Undecided(89)
“You call her Cece?”
“Would you shut up?”
Kellan and I stand uncomfortably as Celestia descends, collecting her fur coat from the hook by the door and pulling on her boots. “Thanks for dinner,” she says, opening the door and frowning as she looks outside. “And Happy Chrisgiving.”
“Happy Chrisgiving,” we echo uncertainly, watching as she exits into the storm, presumably to walk…somewhere.
“Oh my God, oh my God,” Nate mumbles, hurrying down the stairs. He snatches up his coat and stuffs his feet into his sneakers, not bothering with the laces. “Nora,” he begins, hand on the knob. “I’m so sorry. I don’t know why I—I have to go catch—I just—”
I wave him off. “Just go.”
He looks between Kellan and I, pained. “I had no idea.”
I shrug. “You’re not the only one.”
Kellan winces at the reminder, and we both shiver as icy wind whips in when Nate leaves.
After a moment we turn to see Marcela hesitating at the top of the stairs. “I guess I’ll go,” she says awkwardly. “Unless you need…”
“I think we’re all set,” I say.
“Right.”
We hover uncomfortably as she gets dressed and pulls her car keys from her pocket.

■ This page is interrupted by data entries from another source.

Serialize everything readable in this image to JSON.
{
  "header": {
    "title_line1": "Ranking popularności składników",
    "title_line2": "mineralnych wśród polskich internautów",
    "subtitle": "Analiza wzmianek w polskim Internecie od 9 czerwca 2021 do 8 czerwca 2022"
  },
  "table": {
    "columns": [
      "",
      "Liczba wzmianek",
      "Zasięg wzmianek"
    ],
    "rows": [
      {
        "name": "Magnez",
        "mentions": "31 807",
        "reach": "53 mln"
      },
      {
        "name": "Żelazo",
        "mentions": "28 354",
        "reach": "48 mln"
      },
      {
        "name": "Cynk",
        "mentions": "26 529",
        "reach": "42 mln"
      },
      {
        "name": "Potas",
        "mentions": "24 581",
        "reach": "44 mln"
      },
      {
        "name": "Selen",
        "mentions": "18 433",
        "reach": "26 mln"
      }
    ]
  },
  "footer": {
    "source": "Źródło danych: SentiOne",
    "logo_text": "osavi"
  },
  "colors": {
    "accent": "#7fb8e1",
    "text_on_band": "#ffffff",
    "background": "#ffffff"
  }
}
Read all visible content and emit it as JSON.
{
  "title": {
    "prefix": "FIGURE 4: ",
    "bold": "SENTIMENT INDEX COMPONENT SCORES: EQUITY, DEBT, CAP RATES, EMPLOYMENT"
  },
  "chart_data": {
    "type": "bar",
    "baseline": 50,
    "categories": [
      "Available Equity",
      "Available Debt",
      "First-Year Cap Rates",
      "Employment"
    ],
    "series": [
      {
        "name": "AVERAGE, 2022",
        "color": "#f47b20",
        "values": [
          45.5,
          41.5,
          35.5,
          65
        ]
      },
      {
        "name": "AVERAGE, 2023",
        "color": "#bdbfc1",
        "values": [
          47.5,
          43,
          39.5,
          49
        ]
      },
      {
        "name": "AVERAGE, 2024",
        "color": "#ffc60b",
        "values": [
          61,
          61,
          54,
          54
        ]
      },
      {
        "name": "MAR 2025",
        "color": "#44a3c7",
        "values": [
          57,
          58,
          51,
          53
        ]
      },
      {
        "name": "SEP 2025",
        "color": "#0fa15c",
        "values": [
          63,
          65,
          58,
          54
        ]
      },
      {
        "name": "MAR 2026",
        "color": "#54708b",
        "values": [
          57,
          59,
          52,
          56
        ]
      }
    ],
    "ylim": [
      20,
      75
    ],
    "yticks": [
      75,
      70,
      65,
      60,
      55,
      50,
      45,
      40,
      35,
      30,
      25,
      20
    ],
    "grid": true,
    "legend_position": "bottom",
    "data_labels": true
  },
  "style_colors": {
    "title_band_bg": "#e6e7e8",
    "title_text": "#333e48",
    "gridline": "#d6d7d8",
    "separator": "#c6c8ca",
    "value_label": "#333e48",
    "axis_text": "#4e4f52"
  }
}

“Sorry about Crosbie,” she offers.
“Sorry about Nate,” I say.
“Sorry about Chrisgiving,” Kellan adds, just to be included.
Marcela leaves and then it’s just Kellan and I looking at each other until my teeth start to chatter.
“Do you think there’s any point in driving to the Frat Farm?” I ask, wrapping the towel more tightly around my shoulders. It makes me think of Crosbie’s Superman cape, which reminds me of watching him remove it the first night we’d slept together, and that makes me indescribably sad. I’m the world’s worst superhero; the antihero of this dreadful story. The lamest villain.
Kellan shakes his head. “We can try, but he knows we’d go there. He was planning to head to his parents’ place in the morning. He’s probably driving over right now.”
“Do you know the address?”
“No. Just that it’s in Chatterly. I’ve never been.”
“Me either.”
The intensely awkward silence is broken only by the snap of my teeth clacking together.
“Go take a shower,” Kellan says, placing a palm in the center of my back and urging me up the stairs. “Get warm. I’m sure… I mean, this thing… He knows you… We… I…”
“He knows everything,” I say. “Too much, too late.”
We stop in the living room and stare at that stupid easel, the flashing lights, the silly Christmas tree, the secret we tried to hide.
“We should have done this last time,” Kellan says, striding over and tearing off the page of names. “But better late than never.”
“It’s just late,” I say, trailing him as he grabs the lighter from the television console and heads into the bathroom. “Nothing’s better.”
He doesn’t answer, just tears the paper in half and half again, crumpling each piece and tossing it into the tub. We’re quiet as he lights the fire, the pages crackling as they catch. They burn quickly, turning into murky black ashes against the white porcelain.
When the fire is gone Kellan and I look at each other, and the only reason I know I’m crying is because the tears cut warm tracks over my frozen skin.
“I’m sorry,” he says, as though the tears remind him. “For everything.”
“Me too.”
He smiles sadly, then turns and walks out the door, tugging it shut behind him. I strip out of my wet dress and wring it out in the sink, then climb in the shower and turn on the water. I’m so cold that even lukewarm feels searing hot, and I watch the ashes swirl around my feet as the water beats against my shoulders. Every drop hurts.
I thought this was over the last time we did this, but I was wrong.
Now it’s over.
*
Breakfast the next morning is a torturously awkward affair. Kellan and I each have exams that start at one, so we’re both home to study. When I stumble out of my bedroom shortly after eight, Kellan’s already sitting down with a bowl of cereal. I’d much rather crawl back into bed and hide under the covers, but I can’t afford to do any of the things I really want to do, so I stick some frozen waffles in the toaster and eat them standing up.
For a long time the only sound is the scrape of Kellan’s spoon against the bowl and the crunch of my waffles.
“Sleep all right?” he asks eventually.
“I texted Crosbie a dozen times, no answer. I called too. No response.”
Kellan stirs through the flakes until he finds a blue marshmallow. “Me too.”
“You really think he went home? To Chatterly? In the storm?” The weather is now deceptively calm and clear, the sun out, the sidewalks dry, as though nothing had happened last night. As though everything is fine.
“Yeah,” Kellan says. “I do. Wouldn’t you?”
I think of my parents, living together but apart, making everyone miserable. “No.” I polish off my second waffle and wipe my fingers on my shorts, then glance at the clock on the microwave.